I’ve seen boxes at various locations asking for school supply donations. The children don’t have pens, pencils, paper? It makes one think the rooms are barren. Little Johnny and Suzie have nothing. I’m embarrassed by that. And I think it’s not true. I worked 12 years as a custodian. I’ve seen hoarding of supplies, recycle bins full of expensive wasted paper, classrooms that have full totes, shelves breaking by the weight and closets bursting with supplies.

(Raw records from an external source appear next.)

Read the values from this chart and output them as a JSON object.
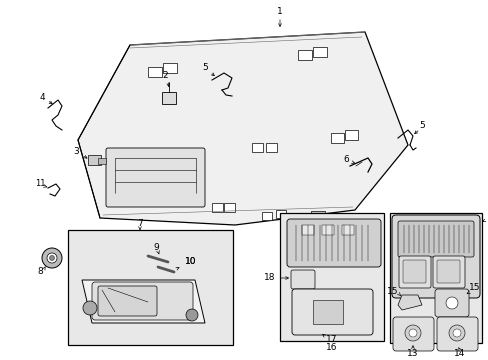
{
  "bg": "#ffffff",
  "lc": "#000000",
  "figw": 4.89,
  "figh": 3.6,
  "dpi": 100,
  "hl_face": "#f0f0f0",
  "box_face": "#e4e4e4",
  "part_face": "#d8d8d8",
  "part_face2": "#c8c8c8"
}
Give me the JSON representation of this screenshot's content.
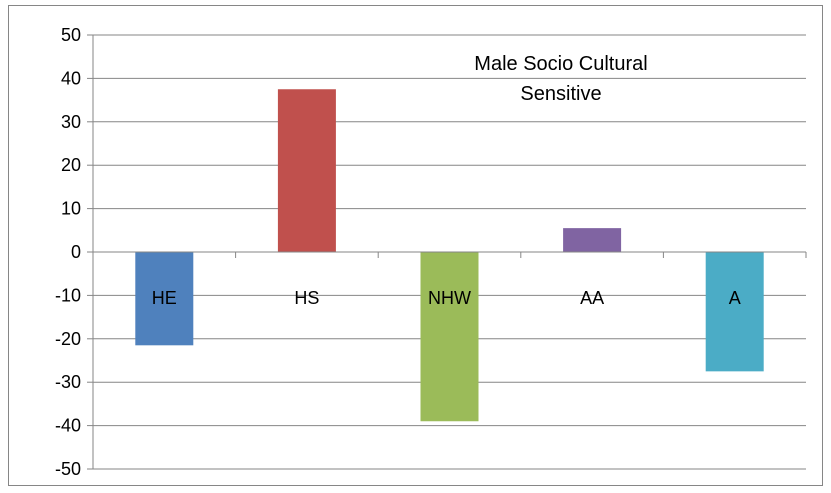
{
  "chart_data": {
    "type": "bar",
    "title": "Male Socio Cultural\nSensitive",
    "title_lines": [
      "Male Socio Cultural",
      "Sensitive"
    ],
    "categories": [
      "HE",
      "HS",
      "NHW",
      "AA",
      "A"
    ],
    "values": [
      -21.5,
      37.5,
      -39,
      5.5,
      -27.5
    ],
    "colors": [
      "#4f81bd",
      "#c0504d",
      "#9bbb59",
      "#8064a2",
      "#4bacc6"
    ],
    "ylim": [
      -50,
      50
    ],
    "yticks": [
      "50",
      "40",
      "30",
      "20",
      "10",
      "0",
      "-10",
      "-20",
      "-30",
      "-40",
      "-50"
    ],
    "grid": true,
    "xlabel": "",
    "ylabel": ""
  }
}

School officials should walk through, do an inventory of classrooms and distribute supplies. There are rooms that are ridiculous. Custodians cannot properly clean because of the clutter. I challenge officials to see for themselves and check the rooms. Walk through a few rooms at the end of the day and see the amount of supplies all over the floor. Costly items stepped on, broken or thrown away because teachers and staff can’t, won’t, or are scared to tell the students to pick up and put it where it belongs when they exit the room. It won’t hurt them.

The abundance we have makes us complacent. Being good stewards financially or conserving is a lost art. Waste should anger the taxpayer. As a taxpayer, verify yourself, visit some rooms. I’ve seen offices order high-ticket items for no reason but to be budgeted next year.

In the meantime, my donation of school supplies is for Cicrin School Orphanage in Nicaragua, where students use both sides of the paper – if they have some that day.